Cannot reindex DataFrame with duplicated axis
Let’s start by writing some simple Python coder to define a pandas DataFrame. In reality, most probably you will be acquiring your data from an external file, database or API.
import pandas as pd
stamps = ['01-02-23', ['01-02-23','01-02-24'] , '01-02-24', '01-03-24', '02-03-24']
sales_team = ['North', 'South', 'West', 'East', 'South']
revenue = [109.0, 201.0, 156.0, 181.0, 117.0]
rev_df = pd.DataFrame (dict(time = stamps, team = sales_team, revenue = revenue) )
print (rev_df)
We will get the following data set:
time | team | revenue | |
---|---|---|---|
0 | 01-02-23 | North | 109.0 |
1 | [01-02-23, 01-02-24] | South | 201.0 |
2 | 01-02-24 | West | 156.0 |
3 | 01-03-24 | East | 181.0 |
4 | 02-03-24 | South | 117.0 |
As the time column contains a list, we will break down the second row to two different rows using the explode() function.
new_rev_df = rev_df.explode('time')
print(new_rev_df.head())
One feature of explode() is that it replicates indexes.

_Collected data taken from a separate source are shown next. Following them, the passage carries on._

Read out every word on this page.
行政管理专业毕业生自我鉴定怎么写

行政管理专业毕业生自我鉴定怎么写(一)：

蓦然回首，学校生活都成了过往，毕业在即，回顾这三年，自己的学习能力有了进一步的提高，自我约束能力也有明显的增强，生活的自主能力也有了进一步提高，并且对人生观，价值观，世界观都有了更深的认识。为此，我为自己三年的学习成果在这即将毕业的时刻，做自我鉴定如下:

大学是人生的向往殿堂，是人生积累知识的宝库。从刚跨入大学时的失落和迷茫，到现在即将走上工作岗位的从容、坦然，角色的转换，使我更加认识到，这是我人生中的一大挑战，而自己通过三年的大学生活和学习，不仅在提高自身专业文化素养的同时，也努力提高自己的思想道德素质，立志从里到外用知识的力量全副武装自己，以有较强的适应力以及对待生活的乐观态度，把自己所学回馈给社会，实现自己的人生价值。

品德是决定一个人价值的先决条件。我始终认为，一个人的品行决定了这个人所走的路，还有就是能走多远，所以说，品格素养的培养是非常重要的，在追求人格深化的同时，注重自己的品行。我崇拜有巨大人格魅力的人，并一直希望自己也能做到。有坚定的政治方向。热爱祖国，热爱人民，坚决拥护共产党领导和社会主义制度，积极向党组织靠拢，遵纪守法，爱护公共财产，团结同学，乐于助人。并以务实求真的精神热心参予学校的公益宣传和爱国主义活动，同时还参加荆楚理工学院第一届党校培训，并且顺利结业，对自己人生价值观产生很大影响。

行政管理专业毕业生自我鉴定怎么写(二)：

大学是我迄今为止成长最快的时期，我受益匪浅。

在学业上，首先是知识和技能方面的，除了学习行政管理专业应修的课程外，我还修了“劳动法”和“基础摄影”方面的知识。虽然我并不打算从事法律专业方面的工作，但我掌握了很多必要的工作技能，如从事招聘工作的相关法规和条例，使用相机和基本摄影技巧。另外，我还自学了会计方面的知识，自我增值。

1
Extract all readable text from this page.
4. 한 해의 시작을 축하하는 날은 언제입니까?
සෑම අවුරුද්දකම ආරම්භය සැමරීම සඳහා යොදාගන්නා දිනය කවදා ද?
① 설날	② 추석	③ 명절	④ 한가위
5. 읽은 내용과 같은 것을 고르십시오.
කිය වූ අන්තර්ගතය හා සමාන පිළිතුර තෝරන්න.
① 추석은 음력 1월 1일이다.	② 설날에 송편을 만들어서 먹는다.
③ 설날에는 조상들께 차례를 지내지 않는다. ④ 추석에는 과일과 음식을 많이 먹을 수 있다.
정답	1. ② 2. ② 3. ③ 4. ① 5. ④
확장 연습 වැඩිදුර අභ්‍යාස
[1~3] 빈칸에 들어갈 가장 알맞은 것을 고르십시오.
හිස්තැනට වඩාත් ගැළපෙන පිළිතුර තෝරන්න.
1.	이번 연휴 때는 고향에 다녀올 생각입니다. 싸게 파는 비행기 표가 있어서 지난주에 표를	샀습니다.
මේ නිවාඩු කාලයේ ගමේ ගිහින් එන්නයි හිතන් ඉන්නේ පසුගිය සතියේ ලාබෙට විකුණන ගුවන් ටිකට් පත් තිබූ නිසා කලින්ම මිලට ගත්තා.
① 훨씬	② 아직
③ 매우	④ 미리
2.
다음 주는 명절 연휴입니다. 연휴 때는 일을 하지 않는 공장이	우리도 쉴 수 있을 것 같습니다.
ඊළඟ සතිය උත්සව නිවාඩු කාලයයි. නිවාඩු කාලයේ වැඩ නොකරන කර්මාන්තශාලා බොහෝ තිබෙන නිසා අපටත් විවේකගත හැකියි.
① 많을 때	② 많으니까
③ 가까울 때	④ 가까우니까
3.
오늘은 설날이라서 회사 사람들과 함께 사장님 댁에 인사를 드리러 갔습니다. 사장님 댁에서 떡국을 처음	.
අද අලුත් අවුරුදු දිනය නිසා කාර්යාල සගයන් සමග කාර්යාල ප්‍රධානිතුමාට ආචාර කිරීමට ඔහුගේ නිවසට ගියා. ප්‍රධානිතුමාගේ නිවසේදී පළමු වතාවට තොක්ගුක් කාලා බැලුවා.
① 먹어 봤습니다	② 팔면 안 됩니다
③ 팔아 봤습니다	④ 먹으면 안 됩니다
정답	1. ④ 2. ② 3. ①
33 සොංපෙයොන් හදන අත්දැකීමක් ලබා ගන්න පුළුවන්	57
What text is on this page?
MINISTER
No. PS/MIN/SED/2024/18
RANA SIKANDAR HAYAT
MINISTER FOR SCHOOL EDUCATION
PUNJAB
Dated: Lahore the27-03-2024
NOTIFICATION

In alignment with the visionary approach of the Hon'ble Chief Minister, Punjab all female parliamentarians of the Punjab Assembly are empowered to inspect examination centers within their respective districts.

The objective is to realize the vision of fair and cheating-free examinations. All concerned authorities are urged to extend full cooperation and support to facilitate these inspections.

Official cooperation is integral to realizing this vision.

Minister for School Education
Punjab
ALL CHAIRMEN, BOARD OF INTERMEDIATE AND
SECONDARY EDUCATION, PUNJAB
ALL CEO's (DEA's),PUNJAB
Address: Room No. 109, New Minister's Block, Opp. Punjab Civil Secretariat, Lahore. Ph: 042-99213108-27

We will get the following data:
time | team | revenue | |
---|---|---|---|
0 | 01-02-23 | North | 109.0 |
1 | 01-02-23 | South | 201.0 |
1 | 01-02-24 | South | 201.0 |
2 | 01-02-24 | West | 156.0 |
3 | 01-03-24 | East | 181.0 |
Trying to re-index the DataFrame so that the time column becomes the index, will fail with a Valueerror exception:
idx = ['time']
new_rev_df.reindex(idx)
The error message will be:
ValueError: cannot reindex on an axis with duplicate labels
I have encountered this error also when invoking the Seaborn library on data containing duplicated indexes.
Fixing the error
There are a couple of ways that can help to circumvent this error messages.
Aggregate the data
We can groupby the data and then save it as a DataFrame. Note that with this option no data is removed from your DataFrame
new_rev_df.groupby(['time','team']).revenue.sum().to_frame()
Remove Duplicated indexes
We can use the pandas loc indexer in order to get rid of any duplicated indexes. Using this option the second duplicated index is removed.
dup_idx = new_rev_df.index.duplicated()
new_rev_df.loc[~dup_idx]
Note: In this tutorial we replicated the problem for cases in which the row index is duplicated. You might as well encounter this issue when working with datasets, typically wide ones, that including duplicated columns.